成就社から鞍部に下った後、一気に登り返しました。高度を上ていくとやがて、石鎚山系の山々が見えてきました。お隣の瓶ヶ森も立派な山で、後方の伊予富士へ続く縦走路は、いつかは訪れたいルートです。ちなみに徳島へ流れる吉野川の源流が瓶ヶ森付近にあります。


石鎚山の絶壁が見えてきました。巨大な一枚岩といった迫力があります。新緑や鳥の声に包まれる世界から一転、岩肌と青空の世界へスイッチです。


石鎚山の名物、鎖場です。一の鎖から三の鎖まであり、私は最後の三の鎖だけ選択しました。それぞれ迂回路がありますので、勿論、初心者でも山頂までは辿り着けます。


鎖場は思ったより長く、また垂直壁のためスリル感満載でした。鎖の輪に足を入れて3点確保を意識しながら登ります。日帰りで荷が軽いので助かりました。写真の奥の壁を登り切ると、弥山の頂上となります。


登り始めて2時間、結構いいペースで登りました。弥山の山頂は登山客で賑わっていました。なお西日本最高峰は弥山ではなく、すぐ隣の天狗岳となります。その差はわずか8mです。


弥山から眺めた二ノ森方面です。笹が山肌を埋め、ところどころに樹木が点在するのは、昨年の剣山でも見かけました。四国の高山ならでは光景かも知れません。


この日のハイライト天狗岳です。左側は断崖絶壁で、まさしく天を突く光景です。弥山は人で混んでいたのですぐに天狗岳へ移動することにしました。


天狗岳に向かう途中、目立つピンクのツツジが咲いていました。写真を撮っているとすれ違いの方が解説してくれました。名はアケボノツツジで、見頃は限られているようです。この花を見るがために石鎚山に登る人もいるとか。ラッキーでした。


小ぶりの桜は、イシヅチザクラです。5月半ばにサクラを、それも西日本で見れるのは標高のおかげです。アケボノツツジもイシヅチザクラも個体数が少なく、愛媛県のレッドデータブックにもリストアップされています。ずっと咲き続けて登山客を和ませて欲しいと願います。


西日本最高峰です。山頂でしばし休憩をとり、行動食で昼食をとりました。帰りのバスから逆算すると随分余裕がありましたが、ゆっくり下山することにしました。

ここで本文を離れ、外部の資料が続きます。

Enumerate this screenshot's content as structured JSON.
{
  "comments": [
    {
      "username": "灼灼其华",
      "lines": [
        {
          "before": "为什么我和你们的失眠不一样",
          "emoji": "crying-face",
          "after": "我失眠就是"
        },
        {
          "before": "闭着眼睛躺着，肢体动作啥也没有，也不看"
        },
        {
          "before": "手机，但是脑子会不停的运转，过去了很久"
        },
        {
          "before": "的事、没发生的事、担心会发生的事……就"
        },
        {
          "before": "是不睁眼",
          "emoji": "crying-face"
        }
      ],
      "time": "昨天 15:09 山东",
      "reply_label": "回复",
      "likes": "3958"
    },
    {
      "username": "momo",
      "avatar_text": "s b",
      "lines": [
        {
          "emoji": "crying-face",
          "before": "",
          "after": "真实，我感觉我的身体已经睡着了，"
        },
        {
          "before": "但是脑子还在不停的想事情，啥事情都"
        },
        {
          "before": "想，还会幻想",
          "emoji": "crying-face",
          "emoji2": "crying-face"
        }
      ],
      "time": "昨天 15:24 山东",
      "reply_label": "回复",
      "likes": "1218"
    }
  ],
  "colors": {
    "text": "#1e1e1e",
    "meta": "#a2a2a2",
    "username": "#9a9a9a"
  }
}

帰りは鎖場を回避して下りました。ここから森林帯に入るため絶壁も見納めとなります。あらためて訪れてよかったと思えました。


ブナの新緑が目に優しいです。この光景にひっきりなし聞こえる鳥の囀りが重なります。これだけでも十分贅沢な休日と言えるでしょう。


再びロープウェイ乗り場へ戻ってきました。多少の暑さも加わって何となしに夏の風情も感じられました。瓶ヶ森が見えています。次に四国で登るならば、ここを選びます。ロープウェイは20分毎に出るのですが、伊予西条に向かうバスの本数が限られています。お土産売り場で時間調整して下りました。

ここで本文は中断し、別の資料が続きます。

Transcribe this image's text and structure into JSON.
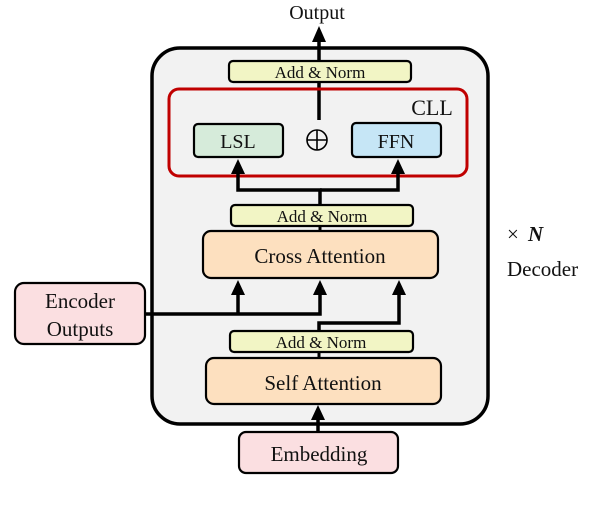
{
  "diagram": {
    "output_label": "Output",
    "decoder_block": {
      "repeat_label": "×",
      "repeat_symbol": "N",
      "name_label": "Decoder"
    },
    "top_add_norm": "Add & Norm",
    "cll": {
      "label": "CLL",
      "lsl_label": "LSL",
      "ffn_label": "FFN",
      "combine_symbol": "⊕"
    },
    "middle_add_norm": "Add & Norm",
    "cross_attention": "Cross Attention",
    "encoder_outputs": [
      "Encoder",
      "Outputs"
    ],
    "bottom_add_norm": "Add & Norm",
    "self_attention": "Self Attention",
    "embedding": "Embedding",
    "colors": {
      "add_norm_fill": "#f2f5c5",
      "attention_fill": "#fde0bf",
      "lsl_fill": "#d6ebda",
      "ffn_fill": "#c6e6f6",
      "pink_fill": "#fbdfe1",
      "decoder_fill": "#f2f2f2",
      "cll_border": "#c00000"
    }
  }
}
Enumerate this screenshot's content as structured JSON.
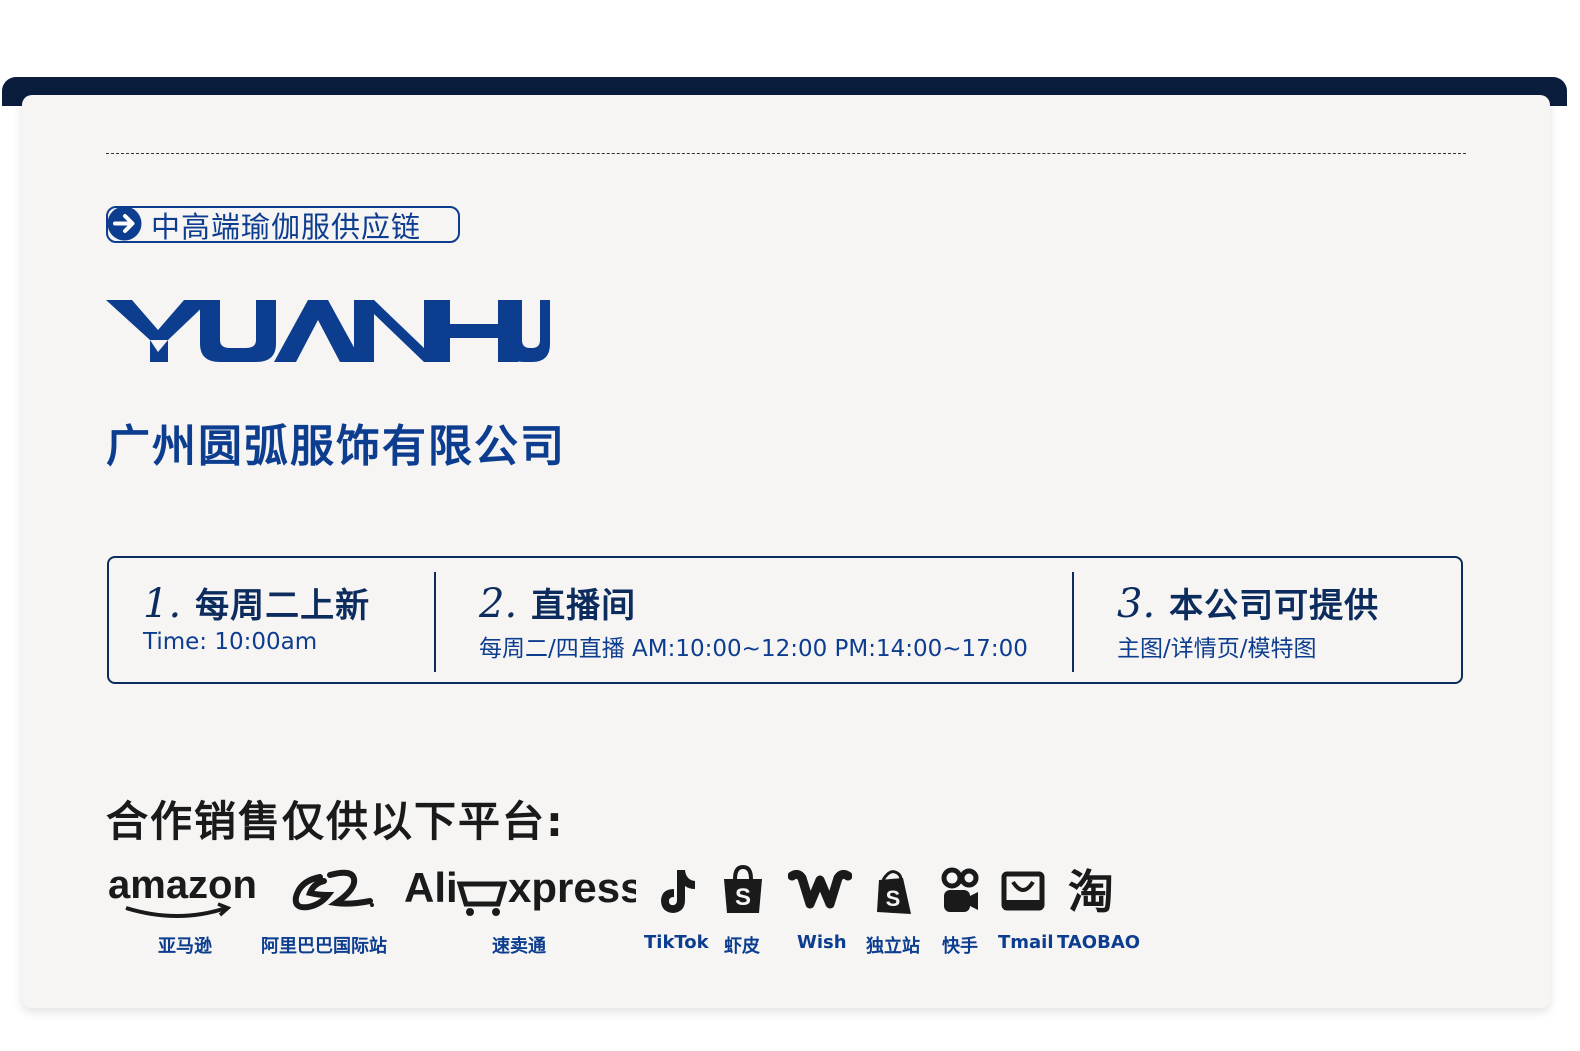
{
  "tag": {
    "text": "中高端瑜伽服供应链"
  },
  "brand": {
    "logo_text": "YUANHU",
    "company_name": "广州圆弧服饰有限公司"
  },
  "info": [
    {
      "num": "1.",
      "title": "每周二上新",
      "sub": "Time: 10:00am"
    },
    {
      "num": "2.",
      "title": "直播间",
      "sub": "每周二/四直播 AM:10:00~12:00 PM:14:00~17:00"
    },
    {
      "num": "3.",
      "title": "本公司可提供",
      "sub": "主图/详情页/模特图"
    }
  ],
  "platforms": {
    "title": "合作销售仅供以下平台:",
    "items": [
      {
        "label": "亚马逊",
        "logo_text": "amazon",
        "icon": "amazon-logo"
      },
      {
        "label": "阿里巴巴国际站",
        "icon": "alibaba-logo"
      },
      {
        "label": "速卖通",
        "logo_text": "AliExpress",
        "icon": "aliexpress-logo"
      },
      {
        "label": "TikTok",
        "icon": "tiktok-icon"
      },
      {
        "label": "虾皮",
        "icon": "shopee-icon"
      },
      {
        "label": "Wish",
        "icon": "wish-icon"
      },
      {
        "label": "独立站",
        "icon": "shopify-icon"
      },
      {
        "label": "快手",
        "icon": "kuaishou-icon"
      },
      {
        "label": "Tmail",
        "icon": "tmall-icon"
      },
      {
        "label": "TAOBAO",
        "logo_text": "淘",
        "icon": "taobao-icon"
      }
    ]
  },
  "colors": {
    "navy": "#0a1d3d",
    "brand_blue": "#0d3d8f",
    "card_bg": "#f6f5f4"
  }
}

石鎚山は想像以上に素晴らしい山でした。周辺の山々含めて人気がある理由がよく分かりました。四国の山は遠い存在でしたが、2年前の氷ノ山登山で石鎚山、剣山を遠望し、是非登ろうと決めていました。月日はかかりましたが、漸く実現できました。両峰とも好天に恵まれたこともあり、いい思い出として残ることでしょう。翌日のオフ会の地、徳島へ一気に向かうこともできましたが、讃岐うどん三昧とするべく高松に泊ることにしました。特急いしづちからの車窓を楽しみ、十分明るいうちに高松入りしました。うどんやオフ会の様子はあらためてアップします。